Making Baby Part of Your New Mom Workout
You’ve made it through labor and delivery. Now you can start thinking about how to get back into prebaby shape. Since your baby will spend a lot of these early months by your side, why not make them part of your post-pregnancy fitness routine? Working out together will increase your bonding time and give your baby’s physical skills a boost.
If you had an uncomplicated vaginal delivery, you may be able to start to exercise a few days after giving birth. For a C-section delivery, ask your doctor how long to wait. Either way, take it slow.
“Don’t be a superhero,” cautions Sarah Ann Kelly, a prenatal and postpartum fitness specialist in Denver and owner of MomTrainer.com. She cautions new moms to avoid running or other high-impact exercises in the first 3 months, or until their doctor has cleared them.
“Once you start to feel ok, generally walking is fine. You can go for a stroller walk. Your baby is just going to sleep.” Or, put baby into a swing or car seat nearby while you do light squats or biceps curls with exercise bands.
Once you get the go-ahead, use your baby as extra weight. “You can cradle his head against you and do deadlifts or hip hinges, squats, or lunges,” Kelly says. Or, lie baby on your belly and do bridges to work your glutes. This will also give your baby tummy time to practice using his neck muscles.
When your baby is old enough to hold up his head (around 4 months), do overhead presses or side lunges while lifting him up and down. “I will stand in front of a mirror with my daughter facing out. We’ll do squats and lunges while I make faces at him,” Kelly says.
If you’re craving adult company, enroll in a structured baby-and-me fitness program. You’ll find baby boot camp, stroller fitness, yoga, and barre classes across the country. Infants who are too young to participate sit in a stroller or on a blanket next to you while you work out.
Once your baby becomes a crawler, exercising together gets a little more complicated. “Half of the exercise is chasing after your child,” Kelly says. For safety’s sake, “That’s when I recommend starting naptime workouts.” If you do keep baby by your side, create a safe space and keep your eye on them.

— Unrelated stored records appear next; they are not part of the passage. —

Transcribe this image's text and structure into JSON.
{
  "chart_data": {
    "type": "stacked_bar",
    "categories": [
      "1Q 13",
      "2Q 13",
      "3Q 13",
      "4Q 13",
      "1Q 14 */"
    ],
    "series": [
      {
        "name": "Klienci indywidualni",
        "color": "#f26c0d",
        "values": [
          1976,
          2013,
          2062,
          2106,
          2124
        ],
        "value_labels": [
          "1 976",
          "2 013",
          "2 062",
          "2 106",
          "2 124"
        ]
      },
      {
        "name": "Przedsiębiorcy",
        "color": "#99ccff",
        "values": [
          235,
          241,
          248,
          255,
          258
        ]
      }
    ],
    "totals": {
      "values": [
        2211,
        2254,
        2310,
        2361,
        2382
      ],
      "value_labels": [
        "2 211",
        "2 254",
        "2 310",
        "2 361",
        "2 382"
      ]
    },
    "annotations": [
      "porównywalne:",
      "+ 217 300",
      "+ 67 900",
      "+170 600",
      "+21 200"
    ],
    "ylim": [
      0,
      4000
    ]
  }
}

Babies need a lot of attention, so your time will be limited for the first few months. Kelly recommends making the most of your workouts with timed exercises. Rather than doing 20 squats, do as many squats as you can in 30 seconds to bring up your heart rate. On days when you feel totally exhausted, give yourself a break and skip the workout.
Follow this advice from pregnancy and postpartum fitness specialist Sarah Ann Kelly to keep both you and your baby safe when you exercise together.
Get clearance. Ask your doctor how soon you can start to work out, based on your type of delivery.
Avoid abs. Doing crunches or twists too soon after you deliver could inflict long-term damage on your ab muscles. For the first few weeks, breathe in through your nose and out through your mouth while gently pulling in your navel. This exercise tones your abdominal wall without putting too much strain on it.
Be supportive. Babies don’t have good neck control in their first few weeks. Use your hand to support your infant’s head when you exercise together.